Escolher o Brasil como destino. Por Míriam Leitão – Heron Cid
Bastidores

Escolher o Brasil como destino. Por Míriam Leitão

22 de novembro de 2018 às 11h30 Por Heron Cid

O presidente eleito, Jair Bolsonaro, acha que o Brasil é um país sem fronteiras e quer uma política mais rígida contra imigrantes. “Não podemos admitir a entrada indiscriminada de quem quer que seja, simplesmente porque querem vir para cá”. Vittorio Bolzonaro — assim mesmo com “z” — tinha 10 anos, em 1888, quando seus pais embarcaram com ele e seus irmãos em Gênova e, semanas depois, desembarcaram em Santos. Eles simplesmente quiseram vir pra cá. Vittorio vem a ser bisavô do presidente.

A vinda dos imigrantes italianos, alemães, japoneses, sírio-libaneses, judeus, poloneses, portugueses, turcos, tantos outros, faz de nós o que somos. É impossível imaginar o Brasil sem as ondas migratórias que o formaram. “Se essa lei continuar em vigor, qualquer um pode entrar aqui. E chega aqui com mais direitos que nós”, diz o presidente, não deixando pista do que ele tentava dizer com essa ideia de que quem vem de outro país tem vantagens sobre os brasileiros natos. Nunca será fácil migrar. O belo livro de Eva Blay “O Brasil como destino” relata as dores e as esperanças dos judeus que escolheram São Paulo para reconstruir suas vidas.

Em dezembro, em Marrakesh, será assinado o Pacto Internacional sobre Migração, e o Brasil terá que escolher seu lado. Durante o ano que vem, uma resolução sobre o tema será negociada.

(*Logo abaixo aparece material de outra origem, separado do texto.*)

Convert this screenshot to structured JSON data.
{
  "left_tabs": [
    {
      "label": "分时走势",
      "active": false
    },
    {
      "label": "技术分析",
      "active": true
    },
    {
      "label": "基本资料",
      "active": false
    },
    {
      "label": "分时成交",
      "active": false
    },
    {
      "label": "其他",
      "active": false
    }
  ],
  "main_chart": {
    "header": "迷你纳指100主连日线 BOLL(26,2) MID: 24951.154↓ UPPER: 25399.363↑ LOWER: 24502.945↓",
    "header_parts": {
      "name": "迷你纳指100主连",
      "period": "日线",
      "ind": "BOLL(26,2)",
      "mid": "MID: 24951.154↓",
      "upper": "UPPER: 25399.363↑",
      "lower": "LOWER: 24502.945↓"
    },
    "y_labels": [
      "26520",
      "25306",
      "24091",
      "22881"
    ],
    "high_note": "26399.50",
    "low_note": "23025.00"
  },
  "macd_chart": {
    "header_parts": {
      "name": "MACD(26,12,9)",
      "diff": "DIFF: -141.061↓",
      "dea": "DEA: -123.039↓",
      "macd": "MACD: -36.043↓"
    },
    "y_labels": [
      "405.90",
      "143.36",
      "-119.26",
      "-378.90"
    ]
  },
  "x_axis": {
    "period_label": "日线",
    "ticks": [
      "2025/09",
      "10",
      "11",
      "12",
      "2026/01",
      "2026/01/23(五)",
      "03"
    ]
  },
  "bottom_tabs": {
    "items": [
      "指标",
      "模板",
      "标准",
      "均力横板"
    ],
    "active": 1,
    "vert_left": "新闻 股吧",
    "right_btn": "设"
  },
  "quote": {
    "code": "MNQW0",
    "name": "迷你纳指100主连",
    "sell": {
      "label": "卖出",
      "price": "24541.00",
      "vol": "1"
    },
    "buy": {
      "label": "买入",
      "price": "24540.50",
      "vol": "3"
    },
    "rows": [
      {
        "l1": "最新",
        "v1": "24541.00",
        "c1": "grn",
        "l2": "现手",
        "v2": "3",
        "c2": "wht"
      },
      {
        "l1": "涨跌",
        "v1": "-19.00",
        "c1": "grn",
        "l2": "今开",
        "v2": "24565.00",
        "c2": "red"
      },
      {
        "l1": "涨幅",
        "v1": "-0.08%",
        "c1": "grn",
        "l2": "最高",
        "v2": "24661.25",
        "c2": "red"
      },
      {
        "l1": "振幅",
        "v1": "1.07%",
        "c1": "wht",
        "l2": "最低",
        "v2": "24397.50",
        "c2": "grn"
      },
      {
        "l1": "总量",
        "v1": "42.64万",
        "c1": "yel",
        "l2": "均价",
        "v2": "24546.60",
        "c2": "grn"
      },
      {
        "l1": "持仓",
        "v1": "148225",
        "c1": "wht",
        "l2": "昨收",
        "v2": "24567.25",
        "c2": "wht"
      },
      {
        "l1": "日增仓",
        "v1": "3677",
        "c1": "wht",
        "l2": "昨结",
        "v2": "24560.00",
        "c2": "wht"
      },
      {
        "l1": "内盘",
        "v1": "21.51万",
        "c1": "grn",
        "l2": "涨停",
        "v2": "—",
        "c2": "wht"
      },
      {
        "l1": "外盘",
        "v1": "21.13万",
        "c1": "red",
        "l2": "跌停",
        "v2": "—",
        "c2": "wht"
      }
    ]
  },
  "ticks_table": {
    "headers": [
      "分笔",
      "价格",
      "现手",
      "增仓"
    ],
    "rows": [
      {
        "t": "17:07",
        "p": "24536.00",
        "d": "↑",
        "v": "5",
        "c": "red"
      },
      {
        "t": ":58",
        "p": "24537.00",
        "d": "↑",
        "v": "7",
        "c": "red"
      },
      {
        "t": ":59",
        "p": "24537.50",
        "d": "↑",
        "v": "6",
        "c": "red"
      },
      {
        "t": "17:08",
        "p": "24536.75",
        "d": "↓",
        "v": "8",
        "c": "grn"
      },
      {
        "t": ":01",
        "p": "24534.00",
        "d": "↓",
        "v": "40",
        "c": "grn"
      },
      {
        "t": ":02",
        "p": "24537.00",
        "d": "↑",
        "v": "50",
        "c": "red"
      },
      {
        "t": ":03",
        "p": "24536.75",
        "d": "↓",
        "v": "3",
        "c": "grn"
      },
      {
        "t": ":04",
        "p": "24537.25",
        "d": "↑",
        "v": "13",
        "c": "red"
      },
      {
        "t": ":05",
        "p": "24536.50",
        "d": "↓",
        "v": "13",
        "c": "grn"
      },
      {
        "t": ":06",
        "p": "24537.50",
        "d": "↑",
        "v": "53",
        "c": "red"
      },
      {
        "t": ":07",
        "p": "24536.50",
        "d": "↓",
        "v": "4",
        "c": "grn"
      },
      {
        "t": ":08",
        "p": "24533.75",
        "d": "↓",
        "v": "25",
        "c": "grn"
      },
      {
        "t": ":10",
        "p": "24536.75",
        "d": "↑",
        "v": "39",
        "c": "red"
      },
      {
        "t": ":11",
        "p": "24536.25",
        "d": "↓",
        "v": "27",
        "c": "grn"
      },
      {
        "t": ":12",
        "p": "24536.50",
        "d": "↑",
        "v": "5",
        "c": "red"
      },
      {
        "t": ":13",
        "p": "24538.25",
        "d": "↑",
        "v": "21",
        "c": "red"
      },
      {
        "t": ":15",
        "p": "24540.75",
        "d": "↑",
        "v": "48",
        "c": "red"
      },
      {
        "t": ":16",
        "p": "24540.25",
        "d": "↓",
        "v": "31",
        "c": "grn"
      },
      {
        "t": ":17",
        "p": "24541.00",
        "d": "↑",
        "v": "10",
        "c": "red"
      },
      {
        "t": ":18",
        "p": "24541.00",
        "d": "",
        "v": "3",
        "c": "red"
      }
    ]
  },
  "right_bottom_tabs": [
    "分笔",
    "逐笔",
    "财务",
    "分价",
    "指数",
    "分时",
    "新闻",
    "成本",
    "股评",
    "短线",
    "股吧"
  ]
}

Se quiser fechar fronteiras e aumentar as barreiras contra imigrantes, pode afetar mais os brasileiros lá fora dos que os candidatos a entrar no Brasil. Existem 1,2 milhão de migrantes no Brasil e 2,5 milhões de brasileiros no exterior. Estados Unidos, Hungria, Áustria e República Checa, todos com governos de ultra-direita, estão ameaçando deixar o acordo alegando que ele força os países a aceitar os imigrantes. Mas é o contrário, segundo os negociadores, o objetivo seria o de facilitar a volta do refugiado ao seu país de origem.

Na conversa que o presidente eleito Jair Bolsonaro teve na segunda-feira, ele parecia ter escolhido um lado. Conversou com o primeiro-ministro ultranacionalista húngaro, Viktor Orbán. Depois, informou aos repórteres que Orbán está feliz com a eleição no Brasil. O parlamento europeu aprovou uma moção contra Orbán por violar o Estado de Direito, a liberdade de imprensa, a independência da Justiça, o funcionamento das organizações não governamentais e os direitos de migrantes e refugiados. Em suma, não é boa companhia. A menos que se queira o isolamento. Ele pode perder o direito de votar no Parlamento Europeu.

Na mesma entrevista da segunda-feira, o presidente eleito disse que o “brasileiro não sabe o que é ditadura, o que é sofrer nas mãos dessas pessoas”. Repetia aquela sua estranha ideia de que o Brasil não teve ditadura e que o regime de 1964 não foi o que ele de fato foi. Mas fez a afirmação porque acabara de falar com o premier húngaro e se referia à ditadura comunista que houve lá. O problema é que Orbán está sendo acusado de restringir as liberdades no mesmo país que sofreu com o comunismo, mas agora por outras ideias políticas.

O Brasil não está sendo ameaçado por ondas de migrantes. Tem um problema para resolver na fronteira com a Venezuela. É uma crise humanitária, de refugiados, mais do que de migrantes, causada por um governo que restringiu as liberdades e perseguiu a imprensa, até deixar de ser uma democracia. Sem o contraditório, sem a alternância do poder, sem oposição, sem os pesos e contrapesos de um regime aberto, a Venezuela foi aprofundando a crise econômica e social que hoje faz com que seus cidadãos corram para outros países. O atual governo errou pela demora em admitir que aquele era um problema federal. O futuro governo vai errar se achar que basta fechar as fronteiras e construir muros.

O mais preocupante nessas e em outras declarações do presidente Bolsonaro é o risco do isolamento internacional. Quando o governo Donald Trump erra, ele corre o risco de perder parte da liderança dos Estados Unidos. Mas outra administração pode corrigir isso a tempo. Para o Brasil, o isolamento é muito mais indesejável e pode trazer vários prejuízos políticos e econômicos. É natural ter leis com controles da entrada de estrangeiros no país. O que não faz parte da nossa natureza é a xenofobia, a reação contra pessoas que venham de outros países, e que escolham o Brasil como destino. Como um dia fez a família italiana Bolzonaro.